The Wall Street Journal today reports what those of us who care about these things already know: There isn't a huge, pent-up demand for virtual wallet technology among consumers. Retailers are fired up and ready to go (in some cases, only half-heartedly), but customers aren't taking advantage of this new tech much yet.

Or at all. Consumer use of Near field Communication -- NFC, which beams payment information to a credit-card terminal — still looks very much like a novelty in the wild. Every one of the handful of times I've paid with a virtual wallet it has been then first time the cashier has seen it used. I am talking Home Depot, Radio Shack, Duane Reade. It's not scientific, of course, but it is still extraordinary. These are places that do a lot of transactions.

Starbucks is a big exception; they pioneered a rudimentary method which involves scanning barcodes stored on your smartphone. This is the same method Apple has now introduced with its foray into the virtual wallet, Passbook. And even though Starbucks has now paired with Square, they will still be doing it the old-fashioned way for a while, by continuing to scan codes rather than take advantage of the presence awareness which, under Pay with Square, identifies you, the customer, and your payment information on file, the second you walk into the place.

That's because Starbucks has discovered that, even in a low-tech application, paying with your phone is an easy habit to acquire: I will walk past places that probably make at least as good a cup of coffee as (and are far less crowded than) Starbucks just so I don't have to endure the inconvenience of using cash or a credit card. Your phone (or even your small tablet) is much easier to produce than your real wallet, and then produce something from that, and put away change, or shown the cashier your physical card ...

When authentication proceeds you, everybody wins. This would seem to be an even bigger win for the small business person. Alas ...

Just as troubling is that smaller storefronts which actually could benefit from this -- and convey a special brand of street cred at the same time -- also seem to be curiously behind the curve. I encounter virtual wallet tech in small establishments almost never.

Get ready for more unscientific anecdotes. One very hip establishment I know actually signed up for Pay with Square -- but hasn't set it up for months. This is a growler place, where you'd imagine a clientele hip to every cutting edge trend, not just the one of bringing home fresh beer in a bottle you supply.

But no. "You're the only person who asks for it," they tell me, each of the three times I've been there over three months, as they scramble to look for (and fail to even find) the Square dongle that is Plan B, which would at least let me pay with a physical credit card.

My iPhone notifies me as I approach the store that I am now ready to Pay with Square. That remains news to the proprietor.

I used Google Wallet in a major drug store chain the other morning (as an aside, the part of the credit-card terminals that indicate they are NFC enabled were all covered with ads. Sigh.) The transaction was not smooth. It needed a lot of coaxing, elongating what would have been a much faster sale if I had just used my darn credit card.
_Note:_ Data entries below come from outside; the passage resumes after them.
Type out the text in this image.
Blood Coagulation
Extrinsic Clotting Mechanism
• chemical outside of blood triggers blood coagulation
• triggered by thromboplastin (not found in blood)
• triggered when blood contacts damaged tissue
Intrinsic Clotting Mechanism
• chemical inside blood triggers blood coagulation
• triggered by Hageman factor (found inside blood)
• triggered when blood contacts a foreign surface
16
I thought the cashier was annoyed, and was prepared to meekly apologize for trying to pay so geekily. "That was cool," she said, intoning in that lower register that always conveys sincerity rather than sarcasm. I self-deprecatingly replied it would have been much cooler if it had worked the first time. "That was cool," she repeated.

Maybe there is hope for this. I sure hope so. This is one geeky tech that could easy go mainstream. But it hasn't yet, and the vendors are ahead of their customers, by a country mile. That's worrisome.